TBM Wendy has started digging the 6.2 kilometres of tunnel from Chatswood to the edge of Sydney Harbour at Blues Point.
Premier Gladys Berejiklian said it is another major metro milestone.
“Yesterday we saw a metro train complete its first full journey on the entire length of the Metro Northwest railway line, and now we’re starting work on another key stage of the project,” Ms Berejiklian said.
“Wendy joins TBMs Nancy and Mum Shirl, the mega borers which launched last year and are now tunnelling from Marrickville towards the CBD.
“With two more machines due to start work this year, the borers will build 31km of Sydney Metro tunnels between Marrickville and Chatswood, including the first rail tunnels under Sydney Harbour.
“Major infrastructure projects like Sydney Metro are only possible because of the strong economic management of the NSW Liberals & Nationals Government.”
Minister for Transport and Infrastructure Andrew Constance said Sydney Metro will have the capacity to run trains up to every two minutes and will be a game changer for the city’s transport system.
“Sydney Metro will free up capacity across the rail network, and these tunnel boring machines will help deliver it as quickly as possible,” Mr Constance said.
“The borers are underground tunnelling factories, mechanical worms designed to dig and line the tunnels as they go.”
Wendy is one of five TBMs that will excavate 5.9 million tonnes of rock – enough to fill about 940 Olympic swimming pools.
So far, TBMs Nancy and Mum Shirl have excavated 1.3 kilometres of tunnel and 114,000 tonnes of crushed rock from Marrickville on the 8.1 kilometre journey to Barangaroo.

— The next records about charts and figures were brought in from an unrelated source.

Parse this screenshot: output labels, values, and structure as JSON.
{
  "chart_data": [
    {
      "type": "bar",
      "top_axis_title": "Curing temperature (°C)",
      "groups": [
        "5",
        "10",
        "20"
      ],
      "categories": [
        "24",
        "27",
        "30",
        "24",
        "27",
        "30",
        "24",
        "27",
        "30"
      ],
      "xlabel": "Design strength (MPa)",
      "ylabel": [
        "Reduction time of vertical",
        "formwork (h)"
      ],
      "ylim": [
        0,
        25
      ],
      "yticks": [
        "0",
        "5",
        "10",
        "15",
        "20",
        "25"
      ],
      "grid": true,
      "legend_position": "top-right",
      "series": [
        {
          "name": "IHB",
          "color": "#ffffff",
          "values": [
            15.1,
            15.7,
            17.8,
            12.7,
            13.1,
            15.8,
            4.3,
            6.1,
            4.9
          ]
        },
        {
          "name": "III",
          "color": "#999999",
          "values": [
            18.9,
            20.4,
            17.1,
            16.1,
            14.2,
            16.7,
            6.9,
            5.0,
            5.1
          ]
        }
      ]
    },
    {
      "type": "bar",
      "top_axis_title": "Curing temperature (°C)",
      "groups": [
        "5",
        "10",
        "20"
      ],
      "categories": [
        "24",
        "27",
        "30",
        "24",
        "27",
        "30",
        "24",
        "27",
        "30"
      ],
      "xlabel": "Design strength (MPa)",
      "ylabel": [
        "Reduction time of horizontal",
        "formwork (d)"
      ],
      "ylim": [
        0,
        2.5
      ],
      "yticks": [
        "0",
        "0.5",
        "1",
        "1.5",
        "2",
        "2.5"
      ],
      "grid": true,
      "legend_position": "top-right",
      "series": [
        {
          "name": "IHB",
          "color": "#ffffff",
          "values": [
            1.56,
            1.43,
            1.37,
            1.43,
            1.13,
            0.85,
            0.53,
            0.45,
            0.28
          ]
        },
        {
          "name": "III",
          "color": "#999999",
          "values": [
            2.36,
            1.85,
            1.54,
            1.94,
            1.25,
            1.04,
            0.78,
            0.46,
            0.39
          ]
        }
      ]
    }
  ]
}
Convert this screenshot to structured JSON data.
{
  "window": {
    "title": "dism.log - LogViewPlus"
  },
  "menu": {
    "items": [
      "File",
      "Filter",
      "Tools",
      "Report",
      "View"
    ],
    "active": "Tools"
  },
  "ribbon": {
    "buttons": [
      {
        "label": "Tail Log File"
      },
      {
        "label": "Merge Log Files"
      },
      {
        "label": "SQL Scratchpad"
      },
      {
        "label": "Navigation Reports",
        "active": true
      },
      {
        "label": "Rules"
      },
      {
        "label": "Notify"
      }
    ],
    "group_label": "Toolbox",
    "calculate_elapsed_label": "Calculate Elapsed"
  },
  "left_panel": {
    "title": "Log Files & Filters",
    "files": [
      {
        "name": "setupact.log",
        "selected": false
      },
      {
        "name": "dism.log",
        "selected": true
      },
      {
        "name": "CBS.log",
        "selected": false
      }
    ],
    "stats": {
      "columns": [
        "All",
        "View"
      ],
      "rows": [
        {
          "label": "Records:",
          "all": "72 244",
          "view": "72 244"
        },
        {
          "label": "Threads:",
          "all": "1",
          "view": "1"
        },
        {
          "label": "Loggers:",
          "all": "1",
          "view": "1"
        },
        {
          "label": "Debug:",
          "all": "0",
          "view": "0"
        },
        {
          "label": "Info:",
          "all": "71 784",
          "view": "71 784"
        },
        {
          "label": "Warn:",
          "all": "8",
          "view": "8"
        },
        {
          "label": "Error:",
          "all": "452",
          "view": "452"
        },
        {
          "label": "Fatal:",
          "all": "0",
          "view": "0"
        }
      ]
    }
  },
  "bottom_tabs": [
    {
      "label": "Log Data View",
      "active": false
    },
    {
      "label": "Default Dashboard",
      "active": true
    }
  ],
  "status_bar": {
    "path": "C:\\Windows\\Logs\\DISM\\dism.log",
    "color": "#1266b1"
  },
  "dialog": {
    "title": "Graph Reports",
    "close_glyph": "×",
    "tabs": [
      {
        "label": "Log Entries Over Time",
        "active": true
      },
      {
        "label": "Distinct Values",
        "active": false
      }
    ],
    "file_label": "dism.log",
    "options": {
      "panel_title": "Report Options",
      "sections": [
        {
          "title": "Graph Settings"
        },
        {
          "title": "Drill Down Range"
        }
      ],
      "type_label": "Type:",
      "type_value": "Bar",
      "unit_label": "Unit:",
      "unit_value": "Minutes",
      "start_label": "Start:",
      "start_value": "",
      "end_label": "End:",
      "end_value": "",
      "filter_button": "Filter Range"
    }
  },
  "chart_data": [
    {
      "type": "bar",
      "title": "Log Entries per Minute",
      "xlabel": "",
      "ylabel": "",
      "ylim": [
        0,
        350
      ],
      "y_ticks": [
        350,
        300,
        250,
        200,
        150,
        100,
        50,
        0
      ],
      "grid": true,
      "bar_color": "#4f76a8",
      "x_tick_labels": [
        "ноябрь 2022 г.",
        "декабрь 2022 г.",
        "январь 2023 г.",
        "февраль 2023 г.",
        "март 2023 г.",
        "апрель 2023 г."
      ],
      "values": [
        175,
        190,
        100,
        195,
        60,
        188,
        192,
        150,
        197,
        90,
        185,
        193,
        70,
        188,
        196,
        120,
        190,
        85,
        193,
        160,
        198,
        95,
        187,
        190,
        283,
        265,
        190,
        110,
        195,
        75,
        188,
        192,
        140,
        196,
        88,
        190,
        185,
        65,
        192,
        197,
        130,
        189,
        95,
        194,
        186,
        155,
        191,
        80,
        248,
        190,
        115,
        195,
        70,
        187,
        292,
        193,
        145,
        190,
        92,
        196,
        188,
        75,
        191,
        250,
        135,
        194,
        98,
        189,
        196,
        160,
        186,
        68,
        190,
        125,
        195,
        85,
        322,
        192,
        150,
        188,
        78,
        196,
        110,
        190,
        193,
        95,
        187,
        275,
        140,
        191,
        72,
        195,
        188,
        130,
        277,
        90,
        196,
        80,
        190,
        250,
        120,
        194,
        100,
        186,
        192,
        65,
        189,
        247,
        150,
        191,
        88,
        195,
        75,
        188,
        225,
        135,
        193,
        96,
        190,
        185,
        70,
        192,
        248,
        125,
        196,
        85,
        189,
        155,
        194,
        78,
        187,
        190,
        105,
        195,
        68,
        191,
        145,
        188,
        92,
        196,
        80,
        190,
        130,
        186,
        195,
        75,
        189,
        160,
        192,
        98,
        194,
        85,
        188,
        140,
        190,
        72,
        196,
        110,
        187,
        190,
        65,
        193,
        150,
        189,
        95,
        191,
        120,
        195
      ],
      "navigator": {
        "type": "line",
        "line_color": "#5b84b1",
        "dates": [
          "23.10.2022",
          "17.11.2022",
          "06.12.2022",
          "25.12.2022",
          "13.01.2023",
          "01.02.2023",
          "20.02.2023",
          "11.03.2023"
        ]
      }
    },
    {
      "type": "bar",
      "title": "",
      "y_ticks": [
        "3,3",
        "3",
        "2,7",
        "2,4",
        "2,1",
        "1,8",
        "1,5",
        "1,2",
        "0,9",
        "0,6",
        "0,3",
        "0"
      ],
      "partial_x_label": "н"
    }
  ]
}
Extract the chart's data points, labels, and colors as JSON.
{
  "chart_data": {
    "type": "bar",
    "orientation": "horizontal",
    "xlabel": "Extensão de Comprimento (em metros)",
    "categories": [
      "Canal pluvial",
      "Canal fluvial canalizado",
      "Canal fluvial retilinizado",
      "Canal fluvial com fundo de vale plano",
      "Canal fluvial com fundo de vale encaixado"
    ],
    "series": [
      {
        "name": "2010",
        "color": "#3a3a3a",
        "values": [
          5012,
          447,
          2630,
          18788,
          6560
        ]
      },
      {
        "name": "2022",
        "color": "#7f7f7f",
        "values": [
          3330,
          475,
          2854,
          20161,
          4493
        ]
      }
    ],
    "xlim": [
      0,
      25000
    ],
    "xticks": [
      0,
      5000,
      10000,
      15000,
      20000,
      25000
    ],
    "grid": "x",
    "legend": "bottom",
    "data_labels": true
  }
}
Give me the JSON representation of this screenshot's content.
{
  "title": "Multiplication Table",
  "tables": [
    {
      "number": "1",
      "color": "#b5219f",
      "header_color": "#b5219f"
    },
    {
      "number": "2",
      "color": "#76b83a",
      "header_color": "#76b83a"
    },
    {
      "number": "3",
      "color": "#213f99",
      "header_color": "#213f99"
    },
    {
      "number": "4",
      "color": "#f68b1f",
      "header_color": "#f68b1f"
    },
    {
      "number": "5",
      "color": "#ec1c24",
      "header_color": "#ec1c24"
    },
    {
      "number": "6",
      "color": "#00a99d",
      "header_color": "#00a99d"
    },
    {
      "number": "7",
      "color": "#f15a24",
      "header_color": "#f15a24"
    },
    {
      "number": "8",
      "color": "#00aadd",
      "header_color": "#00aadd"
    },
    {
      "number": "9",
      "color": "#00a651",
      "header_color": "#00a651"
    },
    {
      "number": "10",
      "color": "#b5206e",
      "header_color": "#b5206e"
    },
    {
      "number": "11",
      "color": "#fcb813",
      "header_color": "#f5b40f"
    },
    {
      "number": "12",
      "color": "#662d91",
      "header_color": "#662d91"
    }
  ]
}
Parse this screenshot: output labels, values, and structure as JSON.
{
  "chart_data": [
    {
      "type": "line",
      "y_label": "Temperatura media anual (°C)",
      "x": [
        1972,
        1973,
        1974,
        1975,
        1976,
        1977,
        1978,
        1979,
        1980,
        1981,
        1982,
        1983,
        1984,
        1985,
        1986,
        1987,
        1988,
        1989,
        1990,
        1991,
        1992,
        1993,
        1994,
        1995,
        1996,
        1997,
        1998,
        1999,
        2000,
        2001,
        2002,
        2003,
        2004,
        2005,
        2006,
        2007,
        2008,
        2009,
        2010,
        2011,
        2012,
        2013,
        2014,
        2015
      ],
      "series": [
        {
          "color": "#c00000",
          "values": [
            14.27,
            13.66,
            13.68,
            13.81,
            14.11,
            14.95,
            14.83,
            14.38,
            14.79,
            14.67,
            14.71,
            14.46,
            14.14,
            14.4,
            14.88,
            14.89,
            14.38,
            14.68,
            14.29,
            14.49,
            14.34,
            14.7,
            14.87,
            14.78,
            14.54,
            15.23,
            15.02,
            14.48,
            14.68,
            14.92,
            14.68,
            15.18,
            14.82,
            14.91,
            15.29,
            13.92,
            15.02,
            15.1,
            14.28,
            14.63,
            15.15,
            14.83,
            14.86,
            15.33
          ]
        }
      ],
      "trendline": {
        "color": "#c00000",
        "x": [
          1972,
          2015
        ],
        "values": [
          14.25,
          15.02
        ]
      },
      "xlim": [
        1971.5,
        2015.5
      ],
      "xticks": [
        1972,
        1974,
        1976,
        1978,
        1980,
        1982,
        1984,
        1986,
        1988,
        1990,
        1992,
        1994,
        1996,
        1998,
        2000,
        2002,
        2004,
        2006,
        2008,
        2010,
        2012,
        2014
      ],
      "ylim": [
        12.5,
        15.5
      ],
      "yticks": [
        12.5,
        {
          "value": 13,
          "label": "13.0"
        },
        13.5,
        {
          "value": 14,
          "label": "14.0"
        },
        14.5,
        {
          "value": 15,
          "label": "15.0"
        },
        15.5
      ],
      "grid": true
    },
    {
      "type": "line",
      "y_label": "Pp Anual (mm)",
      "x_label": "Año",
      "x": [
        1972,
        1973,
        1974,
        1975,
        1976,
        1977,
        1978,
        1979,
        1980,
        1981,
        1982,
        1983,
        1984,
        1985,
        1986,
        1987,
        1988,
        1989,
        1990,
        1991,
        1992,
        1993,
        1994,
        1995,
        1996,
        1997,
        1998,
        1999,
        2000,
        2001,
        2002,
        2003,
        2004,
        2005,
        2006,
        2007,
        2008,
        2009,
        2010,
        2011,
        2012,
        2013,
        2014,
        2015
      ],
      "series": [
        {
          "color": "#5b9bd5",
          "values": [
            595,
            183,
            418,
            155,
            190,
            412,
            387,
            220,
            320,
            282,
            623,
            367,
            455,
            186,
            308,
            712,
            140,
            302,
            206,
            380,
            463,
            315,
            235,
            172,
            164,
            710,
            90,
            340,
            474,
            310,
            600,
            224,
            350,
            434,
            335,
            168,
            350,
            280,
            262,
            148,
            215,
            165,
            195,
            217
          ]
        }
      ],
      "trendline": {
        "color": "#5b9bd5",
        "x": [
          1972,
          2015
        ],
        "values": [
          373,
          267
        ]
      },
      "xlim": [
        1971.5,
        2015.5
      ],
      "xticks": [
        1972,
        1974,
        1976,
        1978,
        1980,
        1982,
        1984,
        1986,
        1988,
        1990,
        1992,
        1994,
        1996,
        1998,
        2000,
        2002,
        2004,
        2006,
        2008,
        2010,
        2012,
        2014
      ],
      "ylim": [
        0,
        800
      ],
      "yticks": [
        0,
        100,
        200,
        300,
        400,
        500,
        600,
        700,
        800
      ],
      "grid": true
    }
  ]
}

The TBMs are about 150 metres long – or longer than two Airbus A380s – and specially designed for Sydney’s geology to cut through our hard sandstone.
Wendy and another TBM will tunnel towards the new Sydney Metro stations being constructed at Crows Nest and North Sydney before being retrieved at a temporary construction site at Blues Point.
A fifth machine has been specially designed to deliver the twin tunnels under Sydney Harbour.
The TBM has been named after Wendy Schreiber, a volunteer at Bear Cottage – the only children’s hospice in NSW and long standing charity partner for the Sydney Metro tunnelling contractor John Holland CPB Ghella.
On major tunnelling projects around the world, underground workers look to Saint Barbara for protection and, as such, machines that work underground are traditionally given female names.
Sydney Metro opens in the city’s north west in the second quarter of this year – with 13 metro stations, 4,000 commuter car parking spaces and 36km of new metro rail.
Metro rail is being extended into the Sydney CBD and beyond to Bankstown – in 2024, Sydney will have 31 metro stations and a 66km metro railway.